Exmas. Sras. Ministras do Trabalho, Saúde e Secretária de Estado para a Cidadania e Igualdade de Género; Deputados da Assembleia da República; Comissão para a Igualdade no Trabalho e no Emprego (CITE); Provedoria de Justiça; Sindicatos e Organizações da Sociedade Civil:
No contexto da reforma da legislação laboral apresentada recentemente pelo Governo, a Associação Portuguesa pelos Direitos da Mulher na Gravidez e Parto (APDMGP) vem manifestar a sua preocupação e rejeição relativamente às alterações previstas no regime da dispensa por amamentação e aleitação.
Estas propostas representam um retrocesso evidente nos direitos das famílias, aprofundando desigualdades já existentes, especialmente para as mães que não amamentam, mães trabalhadoras em regime de part-time e famílias com menor proteção social.
As medidas apresentadas introduzem:
– Obrigatoriedade de apresentação de atestado médico logo no início da dispensa por amamentação, renovável a cada seis meses.
– Fixação de um prazo-limite de dois anos para o direito à dispensa, desrespeitando a recomendação da OMS de amamentação “até aos dois anos ou mais”.
– Fim da partilha da dispensa por aleitação entre os dois progenitores — ficando o direito limitado a apenas um.
– Exclusão das trabalhadoras a tempo parcial com menos de 50% de carga horária, e limitação do uso da dispensa apenas no início ou fim do turno.
– Ausência de qualquer medida de compensação ou alternativa para mães que não amamentam, por escolha, impossibilidade física ou condições médicas.
Estas alterações ignoram a diversidade da realidade parental em Portugal. A maternidade e a parentalidade não se resumem ao ato de amamentar com leite materno. As mães que alimentam os seus filhos com fórmula também perdem noites, sofrem o cansaço e intensidade que caracteriza o periodo do puerpério alargado. No entanto, ficam completamente excluídas da possibilidade de dispensa horária após o regresso ao trabalho.
As mães que amamentam prolongadamente terão agora de comprovar continuamente essa prática com atestados médicos, num processo burocrático, clínico e desnecessariamente intrusivo.
As trabalhadoras em part-time — muitas vezes mães com trabalhos precários— perdem direitos com base no número de horas que trabalham, como se o cansaço ou a necessidade de cuidar de um bebé fosse menor por isso.

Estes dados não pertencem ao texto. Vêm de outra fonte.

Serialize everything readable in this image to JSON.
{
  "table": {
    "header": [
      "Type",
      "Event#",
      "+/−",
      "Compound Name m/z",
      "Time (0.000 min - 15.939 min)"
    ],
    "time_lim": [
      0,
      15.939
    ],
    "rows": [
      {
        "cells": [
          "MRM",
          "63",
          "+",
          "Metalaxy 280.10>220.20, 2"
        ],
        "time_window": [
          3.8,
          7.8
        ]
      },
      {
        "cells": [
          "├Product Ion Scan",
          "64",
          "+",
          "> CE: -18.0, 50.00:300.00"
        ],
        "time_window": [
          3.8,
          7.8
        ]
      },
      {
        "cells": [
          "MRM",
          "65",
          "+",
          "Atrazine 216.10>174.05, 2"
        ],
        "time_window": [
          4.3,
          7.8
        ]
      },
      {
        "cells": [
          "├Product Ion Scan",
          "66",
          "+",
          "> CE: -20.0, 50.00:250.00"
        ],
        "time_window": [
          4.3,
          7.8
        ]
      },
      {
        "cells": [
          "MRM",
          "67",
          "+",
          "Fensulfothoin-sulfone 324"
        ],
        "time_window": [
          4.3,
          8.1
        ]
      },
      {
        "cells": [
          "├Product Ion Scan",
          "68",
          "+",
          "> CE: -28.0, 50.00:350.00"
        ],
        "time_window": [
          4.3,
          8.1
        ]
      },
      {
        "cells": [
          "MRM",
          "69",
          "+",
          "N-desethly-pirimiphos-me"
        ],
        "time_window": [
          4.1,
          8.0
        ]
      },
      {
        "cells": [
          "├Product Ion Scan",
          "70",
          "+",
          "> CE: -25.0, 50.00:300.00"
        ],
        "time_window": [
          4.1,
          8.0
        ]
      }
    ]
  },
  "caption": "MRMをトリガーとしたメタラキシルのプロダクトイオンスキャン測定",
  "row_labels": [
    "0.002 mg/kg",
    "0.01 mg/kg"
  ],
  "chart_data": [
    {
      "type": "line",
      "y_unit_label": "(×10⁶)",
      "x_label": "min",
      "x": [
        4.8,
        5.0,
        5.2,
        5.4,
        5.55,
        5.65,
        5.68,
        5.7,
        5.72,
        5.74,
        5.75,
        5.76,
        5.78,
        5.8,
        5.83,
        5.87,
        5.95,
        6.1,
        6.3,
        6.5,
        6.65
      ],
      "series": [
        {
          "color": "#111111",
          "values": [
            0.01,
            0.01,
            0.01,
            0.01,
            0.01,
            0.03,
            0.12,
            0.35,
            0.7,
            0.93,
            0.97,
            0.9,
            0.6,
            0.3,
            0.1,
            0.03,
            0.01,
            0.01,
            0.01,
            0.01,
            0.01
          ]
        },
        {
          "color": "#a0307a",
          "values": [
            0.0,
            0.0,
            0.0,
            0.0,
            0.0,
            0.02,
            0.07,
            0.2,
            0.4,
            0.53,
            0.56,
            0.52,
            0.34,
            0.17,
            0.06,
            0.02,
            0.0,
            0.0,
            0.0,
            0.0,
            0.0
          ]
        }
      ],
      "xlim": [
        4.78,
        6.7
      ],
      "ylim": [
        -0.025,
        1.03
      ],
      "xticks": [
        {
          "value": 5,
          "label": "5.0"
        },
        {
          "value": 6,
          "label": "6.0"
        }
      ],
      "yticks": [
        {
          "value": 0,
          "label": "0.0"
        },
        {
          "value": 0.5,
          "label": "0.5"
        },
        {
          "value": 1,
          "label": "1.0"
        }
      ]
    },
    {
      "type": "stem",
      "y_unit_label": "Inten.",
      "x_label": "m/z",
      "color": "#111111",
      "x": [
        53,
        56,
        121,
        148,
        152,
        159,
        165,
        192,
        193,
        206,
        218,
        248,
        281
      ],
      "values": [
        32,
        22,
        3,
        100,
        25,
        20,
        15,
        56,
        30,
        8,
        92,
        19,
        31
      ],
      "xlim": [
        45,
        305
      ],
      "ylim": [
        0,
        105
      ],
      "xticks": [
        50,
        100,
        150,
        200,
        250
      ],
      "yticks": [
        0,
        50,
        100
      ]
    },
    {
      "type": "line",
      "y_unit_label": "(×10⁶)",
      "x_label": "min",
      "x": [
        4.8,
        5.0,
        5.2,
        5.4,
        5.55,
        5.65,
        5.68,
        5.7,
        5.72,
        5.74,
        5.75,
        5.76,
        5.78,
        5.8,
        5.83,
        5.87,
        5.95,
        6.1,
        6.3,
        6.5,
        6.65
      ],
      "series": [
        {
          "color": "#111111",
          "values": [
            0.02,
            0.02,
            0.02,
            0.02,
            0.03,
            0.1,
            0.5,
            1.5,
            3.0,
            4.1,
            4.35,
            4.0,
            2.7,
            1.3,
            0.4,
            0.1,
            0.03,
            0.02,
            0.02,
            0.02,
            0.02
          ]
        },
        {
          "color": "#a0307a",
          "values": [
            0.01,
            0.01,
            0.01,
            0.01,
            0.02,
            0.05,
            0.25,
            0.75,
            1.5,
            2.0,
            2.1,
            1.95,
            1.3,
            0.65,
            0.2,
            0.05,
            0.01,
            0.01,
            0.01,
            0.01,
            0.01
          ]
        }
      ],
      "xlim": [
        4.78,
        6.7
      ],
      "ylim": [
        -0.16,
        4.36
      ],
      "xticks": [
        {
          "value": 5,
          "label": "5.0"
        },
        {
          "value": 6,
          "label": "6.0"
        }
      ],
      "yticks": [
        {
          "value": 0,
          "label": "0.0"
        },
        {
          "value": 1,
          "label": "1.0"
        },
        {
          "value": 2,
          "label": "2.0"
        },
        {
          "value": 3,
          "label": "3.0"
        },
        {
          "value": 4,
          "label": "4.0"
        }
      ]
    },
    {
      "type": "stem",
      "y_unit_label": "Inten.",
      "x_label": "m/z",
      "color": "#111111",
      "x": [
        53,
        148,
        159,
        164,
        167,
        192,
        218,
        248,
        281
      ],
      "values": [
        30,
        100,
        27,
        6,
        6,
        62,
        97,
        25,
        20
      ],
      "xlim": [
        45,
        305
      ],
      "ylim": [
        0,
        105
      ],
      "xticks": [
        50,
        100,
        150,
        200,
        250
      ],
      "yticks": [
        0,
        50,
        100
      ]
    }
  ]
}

As famílias monoparentais ou não convencionais são completamente desconsideradas pela retirada da possibilidade de partilha da aleitação.
Nesse sentido a APDMGP vem propôr:
– Dispensa para cuidados com os filhos para todas as mães, independentemente da forma de alimentação dos seus bebés.
– Eliminação da exigência de atestado médico.
– Reversão da limitação aos dois anos, em alinhamento com as recomendações da OMS.
– Manutenção da possibilidade de partilha entre os dois progenitores, como existia anteriormente.
– Acesso pleno à dispensa por parte dos trabalhadores a tempo parcial, sem limiares arbitrários.
A alimentação dos lactentes nos primeiros meses de vida, bem como o êxito da amamentação, frequentemente não constituem uma escolha deliberada. Estão condicionados por múltiplos fatores, tais como o quadro clínico de mãe e recém-nascido, exigências laborais, contexto familiar e a própria vontade da mulher. A imposição de restrições e obstáculos num período tão delicado e exigente como o pós-parto compromete a saúde física de mães e bebés, além de poder agravar significativamente a saúde mental das progenitoras.
Estas medidas contribuem ainda para o aprofundamento das desigualdades de género, afastando Portugal do objetivo de alcançar uma repartição equitativa das responsabilidades parentais. Trata-se de um retrocesso particularmente preocupante, tendo em conta que os níveis atuais de partilha de tarefas no cuidado dos filhos já se revelam insatisfatórios no contexto nacional.
Não aceitaremos reformas laborais que perpetuam a discriminação indireta com base na vontade da mulher, na biologia ou na situação contratual. O direito ao cuidado deve ser universal e respeitado — para todas as mães, para todos os bebés, para todas as famílias.
Apelamos a todas as forças políticas, movimentos sociais e organizações de defesa dos direitos das mulheres e da infância para que rejeitem esta proposta nos moldes atuais e construam uma legislação laboral verdadeiramente inclusiva, justa e centrada no bem-estar de quem cuida — e de quem precisa de ser cuidado.
Por uma sociedade mais inclusiva, mais justa e verdadeiramente comprometida com o cuidado.